Contraception : le président philippin menacé d’excommunication !
novembre 2011
Une des raisons de la pauvreté endémique des Philipinnes est l’accroissement considérable de sa population, qui a presque doublé en 20 ans. De plus, "on ne parle pas des 560 000 avortements illégaux puisque l’avortement est illégal aux Philippines, ni des quelque 1000 femmes qui en meurent chaque année... Ni du sida qui infeste la région Asie-Pacifique : 1,4 million de malades deux fois plus qu’il y a dix ans et la protection que le préservatif apporte pour lutter contre son expansion." (Protestants dans la ville)
Le président de l’archipel, Benigno Aquino, a promis de faire promulguer une loi autorisant la contraception, ce qui lui vaut les foudres de l’Église catholique locale.

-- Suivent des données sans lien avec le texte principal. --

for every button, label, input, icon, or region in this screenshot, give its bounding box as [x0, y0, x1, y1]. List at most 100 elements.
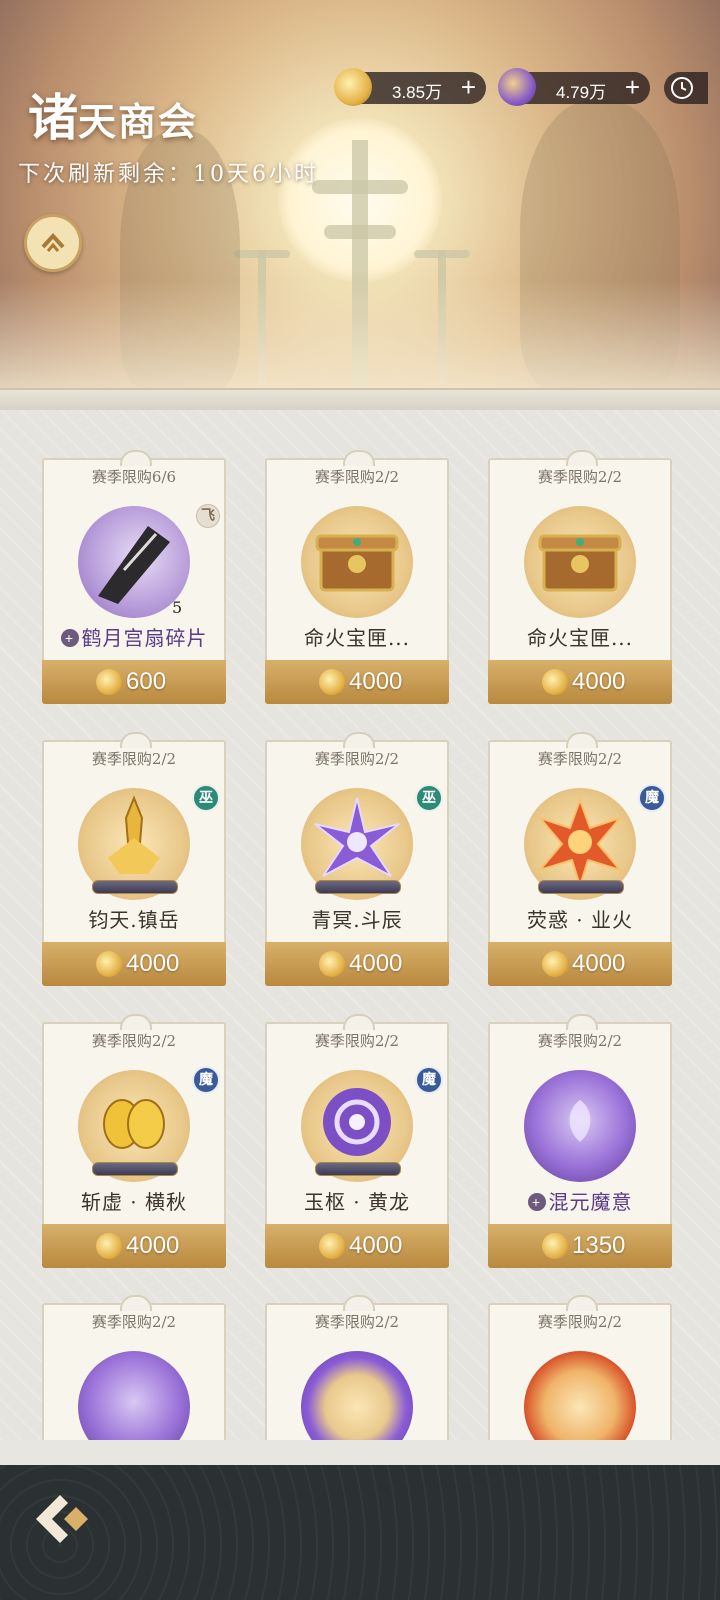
shop-item-card[interactable]: 赛季限购2/2 巫 青冥.斗辰 4000	[265, 732, 449, 986]
card-notch	[343, 732, 375, 748]
item-price: 600	[126, 668, 167, 695]
gold-coin-icon	[542, 951, 568, 977]
card-notch	[566, 450, 598, 466]
page-title-rest: 天商会	[78, 99, 199, 144]
back-button[interactable]	[30, 1487, 94, 1551]
gold-coin-icon	[96, 1233, 122, 1259]
item-price: 4000	[572, 950, 626, 977]
shop-item-card[interactable]: 赛季限购2/2	[265, 1295, 449, 1440]
item-name: 玉枢 · 黄龙	[303, 1190, 411, 1214]
purchase-limit: 赛季限购2/2	[91, 1313, 177, 1331]
pillar-cap	[234, 250, 290, 258]
shop-item-card[interactable]: 赛季限购2/2 魔 斩虚 · 横秋 4000	[42, 1014, 226, 1268]
clock-icon	[671, 77, 693, 99]
faction-badge: 飞	[196, 504, 220, 528]
history-button[interactable]	[664, 72, 708, 104]
scroll-base	[538, 880, 624, 894]
price-bar: 4000	[488, 942, 672, 986]
shop-item-card[interactable]: 赛季限购2/2 命火宝匣... 4000	[488, 450, 672, 704]
ticket-currency: 4.79万 +	[498, 68, 650, 106]
gold-coin-icon	[319, 951, 345, 977]
card-notch	[120, 732, 152, 748]
item-name: 命火宝匣...	[526, 626, 634, 650]
price-bar: 4000	[42, 1224, 226, 1268]
item-price: 4000	[126, 950, 180, 977]
gold-coin-icon	[96, 951, 122, 977]
scroll-base	[92, 880, 178, 894]
shop-item-card[interactable]: 赛季限购2/2	[488, 1295, 672, 1440]
scroll-base	[315, 880, 401, 894]
faction-badge: 魔	[638, 784, 666, 812]
price-bar: 600	[42, 660, 226, 704]
shop-item-card[interactable]: 赛季限购2/2	[42, 1295, 226, 1440]
purchase-limit: 赛季限购2/2	[91, 750, 177, 768]
gold-coin-icon	[334, 68, 372, 106]
shop-item-card[interactable]: 赛季限购2/2 命火宝匣... 4000	[265, 450, 449, 704]
collapse-button[interactable]	[24, 214, 82, 272]
item-name: 荧惑 · 业火	[526, 908, 634, 932]
shop-item-card[interactable]: 赛季限购2/2 巫 钧天.镇岳 4000	[42, 732, 226, 986]
add-coin-button[interactable]: +	[461, 73, 476, 101]
purple-lotus-orb-icon	[524, 1070, 636, 1182]
item-price: 4000	[572, 668, 626, 695]
item-price: 4000	[349, 668, 403, 695]
scroll-base	[92, 1162, 178, 1176]
header-divider	[0, 388, 720, 411]
scroll-base	[315, 1162, 401, 1176]
page-title-first: 诸	[28, 88, 78, 147]
page-title: 诸天商会	[28, 78, 198, 150]
gold-coin-icon	[542, 1233, 568, 1259]
add-ticket-button[interactable]: +	[625, 73, 640, 101]
purchase-limit: 赛季限购6/6	[91, 468, 177, 486]
item-price: 4000	[126, 1232, 180, 1259]
treasure-chest-icon	[301, 506, 413, 618]
refresh-timer: 下次刷新剩余：10天6小时	[18, 156, 319, 188]
ticket-amount: 4.79万	[556, 83, 607, 102]
shop-item-card[interactable]: 赛季限购2/2 魔 荧惑 · 业火 4000	[488, 732, 672, 986]
card-notch	[566, 1295, 598, 1311]
gold-coin-icon	[96, 669, 122, 695]
purchase-limit: 赛季限购2/2	[91, 1032, 177, 1050]
card-notch	[120, 450, 152, 466]
shop-item-card[interactable]: 赛季限购2/2 + 混元魔意 1350	[488, 1014, 672, 1268]
gold-coin-icon	[319, 669, 345, 695]
price-bar: 4000	[265, 942, 449, 986]
plus-icon: +	[60, 629, 79, 647]
chevron-up-icon	[41, 233, 65, 252]
item-price: 4000	[349, 1232, 403, 1259]
treasure-chest-icon	[524, 506, 636, 618]
card-notch	[566, 1014, 598, 1030]
purchase-limit: 赛季限购2/2	[537, 1032, 623, 1050]
price-bar: 4000	[265, 660, 449, 704]
shop-item-grid: 赛季限购6/6 飞 5 + 鹤月宫扇碎片 600 赛季限购2/2 命火宝匣... …	[0, 410, 720, 1440]
item-name: 青冥.斗辰	[311, 908, 403, 932]
pillar-cap	[414, 250, 470, 258]
header-glow	[0, 280, 720, 400]
shop-item-card[interactable]: 赛季限购2/2 魔 玉枢 · 黄龙 4000	[265, 1014, 449, 1268]
card-notch	[343, 1295, 375, 1311]
card-notch	[566, 732, 598, 748]
item-name: 命火宝匣...	[303, 626, 411, 650]
purchase-limit: 赛季限购2/2	[537, 468, 623, 486]
refresh-time: 10天6小时	[193, 162, 320, 187]
coin-currency: 3.85万 +	[334, 68, 486, 106]
pagoda-tier	[312, 180, 408, 194]
purchase-limit: 赛季限购2/2	[314, 1032, 400, 1050]
item-name: + 混元魔意	[488, 1186, 672, 1215]
card-notch	[120, 1295, 152, 1311]
purchase-limit: 赛季限购2/2	[314, 468, 400, 486]
back-arrow-icon	[36, 1495, 88, 1543]
refresh-label: 下次刷新剩余：	[18, 162, 194, 187]
item-name-text: 鹤月宫扇碎片	[81, 626, 208, 650]
price-bar: 4000	[42, 942, 226, 986]
card-notch	[343, 1014, 375, 1030]
shop-item-card[interactable]: 赛季限购6/6 飞 5 + 鹤月宫扇碎片 600	[42, 450, 226, 704]
purple-ticket-icon	[498, 68, 536, 106]
item-name: 斩虚 · 横秋	[80, 1190, 188, 1214]
card-notch	[120, 1014, 152, 1030]
faction-badge: 巫	[415, 784, 443, 812]
price-bar: 4000	[265, 1224, 449, 1268]
price-bar: 4000	[488, 660, 672, 704]
item-price: 4000	[349, 950, 403, 977]
shop-header-banner: 诸天商会 下次刷新剩余：10天6小时 3.85万 + 4.79万 +	[0, 0, 720, 400]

Il a même été menacé d’excommunication lorsqu’il a fait la promesse de rendre les contraceptifs accessibles aux familles pauvres et de mettre en place des cours d’éducation sexuelle dans les écoles publiques. Alors que 4 Philippins sur 5 sont catholiques, la plupart d’entre eux soutiennent pourtant le projet de loi. Le président veut rencontrer les évêques pour leur expliquer qu’il est du devoir de l’État « d’informer tous ses citoyens des choix dont ils disposent. » Et le sénateur Joker Arroyo leur a demandé s’ils « auraient le courage d’excommunier la majorité des députés et sénateurs qui voteront en faveur de la loi. »
La bagarre dure depuis un an, mais devrait trouver son épilogue fin 2011.